Apagão

blackbox2Tudo indicava que seria mais um domingo previsível como costumam ser todos os domingos do mundo.

Afundado no sofá, assistindo o Faustão e digerindo aquele mix agridoce de tédio com angústia existencial que caracteriza o crepúsculo de todos os domingos, quando o inesperado acontece.

Poof. E no sétimo dia, desfez-se a luz.

De início mantenho a fleuma, certo de que a energia retornará em questão de segundos. Mas logo me vejo obrigado a abandonar o conforto do sofá (já perfeitamente moldado à disformidade do meu corpo) para buscar alguma luz no fim do túnel.

Caminho feito zumbi na escuridão implacável e bato impiedosamente a canela na mesa de centro. Saio quicando feito Saci Pererê e testo a resistência da testa na porta de entrada. É claro que a vida no escuro é muito mais difícil.

Tento achar o celular para iluminar o caminho até alguma velha vela esquecida na despensa, mas cadê o celular? Num lampejo de genialidade, tenho a brilhante ideia de ligar para mim mesmo, mas sem energia o telefone sem fio não funciona.

Depois de algum tempo e muitos hematomas encontro a vela, mas não o fósforo, porque o fogão tem acendimento elétrico e ninguém usa mais fósforo. Penso em ir pro quintal, achar gravetos e fazer fogo no melhor estilo Homo Erectus, mas a última vez que fiz isso foi há 10.000 anos, numa extemporânea reencarnação neolítica.

É engraçado como um episódio tão prosaico pode mudar tudo, catapultando-nos da modernidade do século 21 diretamente para a idade das trevas.

Um simples apagão e lá se vão ar condicionado, banho quente, microondas, e-books do Bauman, National Geographic, Faustão (uma forma eletrônica de voltar à Idade Média), vídeo game, wifi, Google ou Internet. E em poucas horas pelo mesmo caminho irão minha geléia de damasco, a cerveja gelada e o patê de gorgonzola. Um feroz ataque de tacape no meio da testa da minha modernidade pedante.

Mas não basta eliminar meus confortos, o passo seguinte é dizimar minha paz de espírito. Nuvens negras de tempestade começam a se formar nos céus de chumbo e um vento fantasmagórico e mau agourento passa a invadir todas as frestas da casa. E eu, machão convicto, passo a imaginar ladrões, psicopatas, fantasmas e almas penadas tomando de assalto minha casa. E também entidades espirituais e seres de dimensão ainda não dimensionada querendo abduzir-me para experiências intergalácticas macabras.

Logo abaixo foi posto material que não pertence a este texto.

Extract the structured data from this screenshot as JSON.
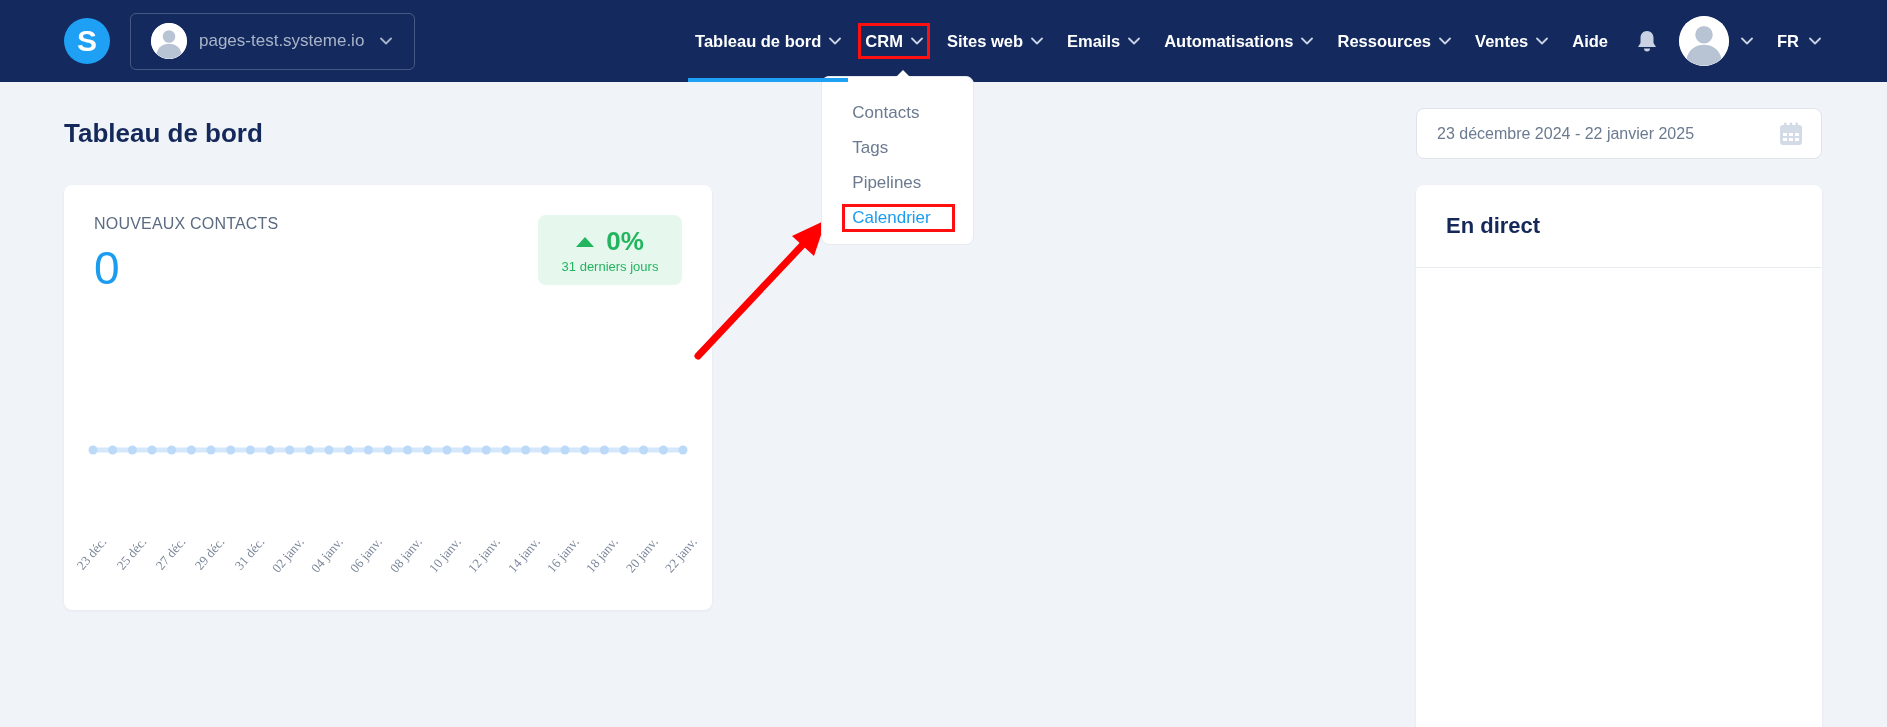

Só me resta pegar o carro e fugir de casa, mas sem energia o portão elétrico não funciona. Penso em procurar as chaves de emergência do portão, mas é impossível encontrá-las no breu. Penso de novo em achar um fósforo para acender uma vela para achar o celular. Não consigo. Então penso de novo em achar gravetos para fazer fogo, mas desisto quando lembro que o jardim foi invadido por monstros e assassinos seriais.

Atordoado, penso então em procurar de novo o celular para iluminar o caminho até um fósforo para acender uma vela para alguma divindade que me proteja desses seres malignos.

É quando por milagre a luz se acende e a normalidade é restabelecida naquele doce lar mal assombrado.

Aliviado, tomo um banho quente para relaxar, pego uma cerveja gelada, torradas com patê de gorgonzola e me afundo no sofá da sala para assistir na National Geographic um documentário sobre Thomas Édison, certo de que dentro desse corpo imberbe de homem pós moderno ainda habita, nas profundezas da minha existência, um ancestral das cavernas, esperando apenas o primeiro apagão para aparecer sacudindo seu tacape de pedra lascada bem no meio da minha sala de porcelanato polido.